Lors d’une fortuite et brève première rencontre, Mané, progressant vers la liberté, et Clara, toujours prisonnière au bagne, perçoivent dans le regard de l’autre « la fierté de pauvre » dont ils sont pétris et qui les maintient en vie ; ils « savent alors qu’ils se sont reconnus ». Plus tard, décidant de se marier avec Mané pour gagner sa liberté, « mais trop tôt abîmée par la vie », Clara doit prendre du temps pour accepter l’amour du jeune homme. Leur rencontre témoigne de deux manières différentes d’aborder leur nouvelle liberté : alors que Mané, plein d’espoir, investit son récent statut d’homme libre avec pragmatisme et mesure, Clara, davantage circonspecte, recouvre la liberté avec en tête un idéal de celle-ci durement balayé par l’Histoire.
De son côté, Alfred de Saint-Cussien est certes devenu très riche en s’imposant promptement comme un excellent administrateur colonial : il a obtenu le poste éminemment stratégique de directeur des comptes dans l’administration pénitentiaire de la colonie. Toutefois, alors qu’il a été vivement encouragé à épouser la fille de Gustave Amaury, il va tout perdre en ne pouvant pas mettre fin à sa passion dévorante alors considérée comme contre-nature pour une jeune femme noire. Sur ce point, Alfred de Saint-Cussien ne fait manifestement pas le poids face à la toute-puissance particulièrement déterminée et quasi absolue de son beau-père.

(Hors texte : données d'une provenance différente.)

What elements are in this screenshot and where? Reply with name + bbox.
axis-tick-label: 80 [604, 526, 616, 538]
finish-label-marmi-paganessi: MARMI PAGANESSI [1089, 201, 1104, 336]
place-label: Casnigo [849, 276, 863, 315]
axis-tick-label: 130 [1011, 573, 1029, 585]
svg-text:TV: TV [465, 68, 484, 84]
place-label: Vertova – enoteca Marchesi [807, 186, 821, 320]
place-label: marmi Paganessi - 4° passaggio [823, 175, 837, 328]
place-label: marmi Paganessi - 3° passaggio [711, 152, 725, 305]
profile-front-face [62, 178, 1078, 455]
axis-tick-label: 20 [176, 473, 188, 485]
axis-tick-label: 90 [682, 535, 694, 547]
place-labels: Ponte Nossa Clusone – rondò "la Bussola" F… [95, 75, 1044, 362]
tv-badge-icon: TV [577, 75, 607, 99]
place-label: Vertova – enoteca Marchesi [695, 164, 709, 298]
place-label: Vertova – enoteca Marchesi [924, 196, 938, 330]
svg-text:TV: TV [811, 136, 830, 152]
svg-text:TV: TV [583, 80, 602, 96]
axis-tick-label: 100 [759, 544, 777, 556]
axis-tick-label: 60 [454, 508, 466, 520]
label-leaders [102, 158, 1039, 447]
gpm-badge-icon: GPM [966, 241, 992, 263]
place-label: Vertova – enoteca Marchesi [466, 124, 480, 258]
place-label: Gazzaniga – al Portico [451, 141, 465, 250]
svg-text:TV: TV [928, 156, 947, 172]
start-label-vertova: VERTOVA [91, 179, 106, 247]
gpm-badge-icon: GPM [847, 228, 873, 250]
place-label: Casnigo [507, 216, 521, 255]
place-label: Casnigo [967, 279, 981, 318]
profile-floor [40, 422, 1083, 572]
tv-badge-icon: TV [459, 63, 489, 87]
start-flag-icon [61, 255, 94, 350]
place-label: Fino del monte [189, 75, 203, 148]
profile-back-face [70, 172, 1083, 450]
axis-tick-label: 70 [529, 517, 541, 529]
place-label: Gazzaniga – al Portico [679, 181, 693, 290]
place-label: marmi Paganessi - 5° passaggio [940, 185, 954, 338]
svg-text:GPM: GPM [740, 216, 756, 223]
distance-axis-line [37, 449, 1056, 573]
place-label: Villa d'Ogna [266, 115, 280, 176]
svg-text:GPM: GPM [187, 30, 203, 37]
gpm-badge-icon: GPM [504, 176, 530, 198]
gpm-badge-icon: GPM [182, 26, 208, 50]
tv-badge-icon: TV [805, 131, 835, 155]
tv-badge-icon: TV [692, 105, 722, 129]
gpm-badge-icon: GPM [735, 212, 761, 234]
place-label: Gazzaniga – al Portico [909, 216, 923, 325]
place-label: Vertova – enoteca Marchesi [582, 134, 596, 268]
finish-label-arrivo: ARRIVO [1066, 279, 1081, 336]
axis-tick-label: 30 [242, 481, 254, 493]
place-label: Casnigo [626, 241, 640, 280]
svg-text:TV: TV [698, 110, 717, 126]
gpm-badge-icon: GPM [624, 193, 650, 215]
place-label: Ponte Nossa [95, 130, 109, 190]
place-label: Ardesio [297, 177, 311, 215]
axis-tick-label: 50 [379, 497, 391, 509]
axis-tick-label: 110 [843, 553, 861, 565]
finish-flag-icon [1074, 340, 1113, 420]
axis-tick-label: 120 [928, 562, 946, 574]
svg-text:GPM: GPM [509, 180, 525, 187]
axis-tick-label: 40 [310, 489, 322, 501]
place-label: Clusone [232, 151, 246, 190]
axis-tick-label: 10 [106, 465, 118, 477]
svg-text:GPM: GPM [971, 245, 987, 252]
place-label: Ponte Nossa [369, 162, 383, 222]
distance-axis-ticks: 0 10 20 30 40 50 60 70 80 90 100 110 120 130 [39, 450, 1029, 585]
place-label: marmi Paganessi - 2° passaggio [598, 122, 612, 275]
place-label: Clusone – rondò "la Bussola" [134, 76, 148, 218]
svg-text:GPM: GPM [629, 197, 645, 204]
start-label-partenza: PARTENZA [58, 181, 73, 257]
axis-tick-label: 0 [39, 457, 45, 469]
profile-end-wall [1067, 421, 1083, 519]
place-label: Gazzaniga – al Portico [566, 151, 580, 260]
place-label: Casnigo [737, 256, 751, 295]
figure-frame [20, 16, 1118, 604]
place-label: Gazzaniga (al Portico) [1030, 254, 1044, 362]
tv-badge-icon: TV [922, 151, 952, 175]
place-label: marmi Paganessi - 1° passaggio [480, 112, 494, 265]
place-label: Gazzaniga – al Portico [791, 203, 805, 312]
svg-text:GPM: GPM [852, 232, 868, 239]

Pour notre intérêt et notre bonheur de lecteurs, Guyanes parvient à mettre en résonance avec justesse, pertinence et romanesque les dispositifs impitoyables produits par la grande Histoire et les manières plurielles dont les individus y font face en fonction de leur appartenance sociale et raciale et de leurs dispositions personnelles. Avec flamboyance, Jean Paul Delfino nous livre une partition marquante et attachante sur un territoire lointain que la France de la toute jeune Troisième République constitue en lieu de mise au rebut de populations décrétées dangereuses.